In two earlier articles on Oracle Analytics Cloud I have introduced the Oracle OpenWorld 2018 Session Catalog Data Set (First steps with Oracle Analytics Cloud – Gather, Explore, Wrangle, Visualize and Creating a Data Flow in Oracle Analytics Cloud to enriching with Geo Encoding to Map visualization of data) . A set with over 2000 session records, describing presentations at Oracle OpenWorld and CodeOne 2018. Each session has a title, a duration, is associated with one or more tracks, has a certain level, takes place in a specific room and is scheduled on a specific day and time. In the earlier articles, I have visualized some of these qualities, such as the geographical spread of the sessions visualized on a map of downtown San Francisco.
In this article I will take a look at some of the date and time aspects of this data set. I want to find out what the busiest times are throughout the day and throughout the week – in terms of the number of concurrent sessions. I want to find out about evening sessions at CodeOne and I want to present a timeline of the events as the week unfolds.
Enriching the Data Set with a Session Date and Timestamp
To show a timeline, the records need a Timestamp. However, they do not have one. The sessions have a day column with values Monday, Tuesday, etc. We know that Oracle OpenWorld 2018 took place from Sunday 21st of October until Thursday 25th of October.
We know therefore how to convert the day to a real session_date.
There are at least three ways to get a new value available for visualization:
- add a calculation on the visualization tab
- add step (and a new column) in the data preparation tab for a data set
- add a step in the data flow and create a new column into the target data set
The last option seems to me to be most robust – I had some exceptions with the two other approaches – so I will apply that one.
Open the Data Flow GeoVenueEnrichSessions – that also adds venues and geo coordinates to all sessions. Add a step Add Columns.

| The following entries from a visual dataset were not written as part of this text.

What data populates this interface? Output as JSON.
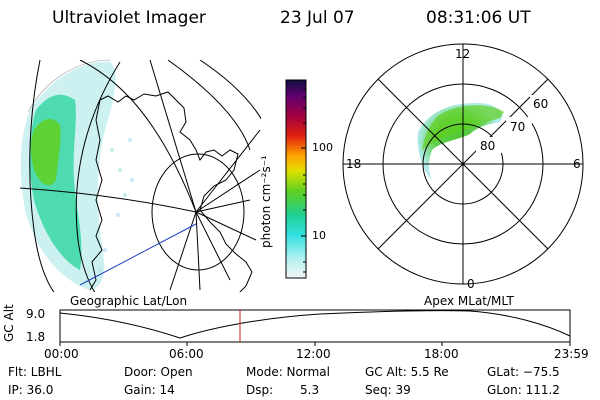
{
  "header": {
    "instrument": "Ultraviolet Imager",
    "date": "23 Jul 07",
    "time": "08:31:06 UT"
  },
  "colorbar": {
    "label": "photon cm⁻²s⁻¹",
    "ticks": [
      "100",
      "10"
    ]
  },
  "geo_panel": {
    "caption": "Geographic Lat/Lon"
  },
  "polar_panel": {
    "caption": "Apex MLat/MLT",
    "mlt_labels": {
      "top": "12",
      "left": "18",
      "right": "6",
      "bottom": "0"
    },
    "mlat_labels": [
      "60",
      "70",
      "80"
    ]
  },
  "altitude_plot": {
    "ylabel": "GC Alt",
    "yticks": [
      "9.0",
      "1.8"
    ],
    "xticks": [
      "00:00",
      "06:00",
      "12:00",
      "18:00",
      "23:59"
    ]
  },
  "info": {
    "flt": "Flt: LBHL",
    "ip": "IP: 36.0",
    "door": "Door: Open",
    "gain": "Gain: 14",
    "mode": "Mode: Normal",
    "dsp_label": "Dsp:",
    "dsp_value": "5.3",
    "gc_alt": "GC Alt: 5.5 Re",
    "seq": "Seq: 39",
    "glat": "GLat: −75.5",
    "glon": "GLon: 111.2"
  },
  "colors": {
    "aurora_low": "#b8ecec",
    "aurora_mid": "#40d8a8",
    "aurora_high": "#60d020",
    "time_marker": "#d02020",
    "sat_track": "#2040c0"
  }
}
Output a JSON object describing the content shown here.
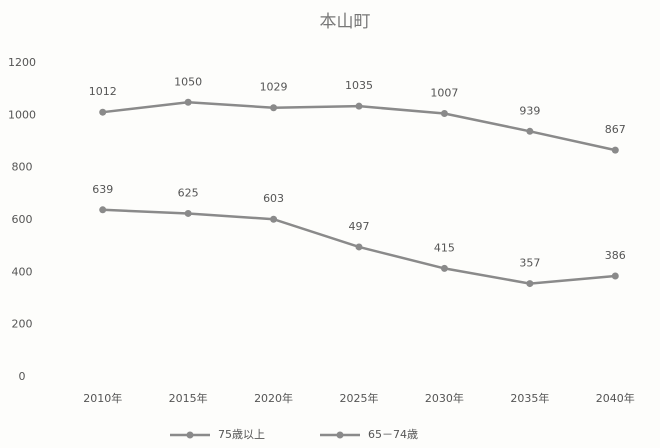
{
  "chart_data": {
    "type": "line",
    "title": "本山町",
    "categories": [
      "2010年",
      "2015年",
      "2020年",
      "2025年",
      "2030年",
      "2035年",
      "2040年"
    ],
    "series": [
      {
        "name": "75歳以上",
        "color": "#8a8a8a",
        "values": [
          1012,
          1050,
          1029,
          1035,
          1007,
          939,
          867
        ]
      },
      {
        "name": "65－74歳",
        "color": "#8a8a8a",
        "values": [
          639,
          625,
          603,
          497,
          415,
          357,
          386
        ]
      }
    ],
    "ylim": [
      0,
      1200
    ],
    "yticks": [
      0,
      200,
      400,
      600,
      800,
      1000,
      1200
    ],
    "grid": false
  }
}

Configure this step: the new column is called session_date and it is to contain the date of the session. The value is composed as a string that is subsequently converted to a real date attribute using the To_DateTime function:
To_DateTime (concat(concat(‘2018-10-‘, case when day=’Sunday’ then ’21’ when day=’Monday’ then ’22’ when day=’Tuesday’ then ’23’ when day=’Wednesday’ THEN ’24’ when day=’Thursday’ THEN ’25’ ELSE ’25’ END),concat(concat(‘ ‘,cast(hour(time) as char(2))), concat(‘:’,cast(minute(time) as char(2))))), ‘yyyy-mm-dd hh:mi’)
Press Save and Run Data Flow. This will add the session_date column to the data set and calculate the value for each session.
Timeline to Show the Number of Sessions per Day per Event Throughout the Week
Using the new brand new session_date data element I can now create a timeline. Session_date is the category element of the timeline. Event and Row_Count are added to the picture. Now I can easily tell how many CodeOne sessions take place on October 24th: 116 sessions.
Sessions throughout the Day
Using the the Hour component of the time data element in the data set, I can easily get an idea of when the sessions start – throughout the day. The peak is from 11AM to 1PM and at night there are quite a few sessions too:
I run into issues with processing the minutes part of the session time data element. Rather than trying to fix this issue, I decide to stick to the hour component. I want to add to each session a session_time attribute that indicates the hour [slot] in which the session started.
In this case I will add session_time in the visualization tab by simply adding a calculation. The expression I have used:
TimeStampAdd(SQL_TSI_hour,(hour(time)), session_date)
(this takes the session_date – which has a time component of midnight of the date – and add as many hour to that timestamp as is the value of the hour part of the time attribute
Using the session_time timestamp I can create a timeline that shows for each hour of each day how many sessions start in that hour:
Timeline with Filtering
Here I have added a filter on session type to the timeline. This results in an easy insight in when Birds of a Feather and Ignite sessions take place: at night. On Monday and Tuesday. And I feel a special connection with this finding: I presented on both Monday Night and Tuesday Night. On one occasion for an audience of 2 (yes, that is two) – of whom one was asleep for most of the session…
Heatmap of Number of Sessions throughout the Day and the Week
This heatmap shows what I am after – the darker blue the cell, the higher the number of sessions:
The busiest time of the week turns out to be:
Tuesday, 12PM – with 98 sessions starting in that one hour slot. As well as lunch.
Part of the Day – Morning, Afternoon, Evening
In the Data Flow, create a new column called session_day_part using the following case expression that divides the rows into three groups: morning, afternoon and evening.
case when hour(time)<12 then ‘morning’ when hour(time)>17 then ‘evening’ else ‘afternoon’ end
Press Save and Run Data Flow to modify the data flow and create the new column.
Two quick visualizations – indicative of the numbers of sessions in the morning, the afternoon and the evening:
and
Clearly the afternoons are busiest, Monday is the busiest day.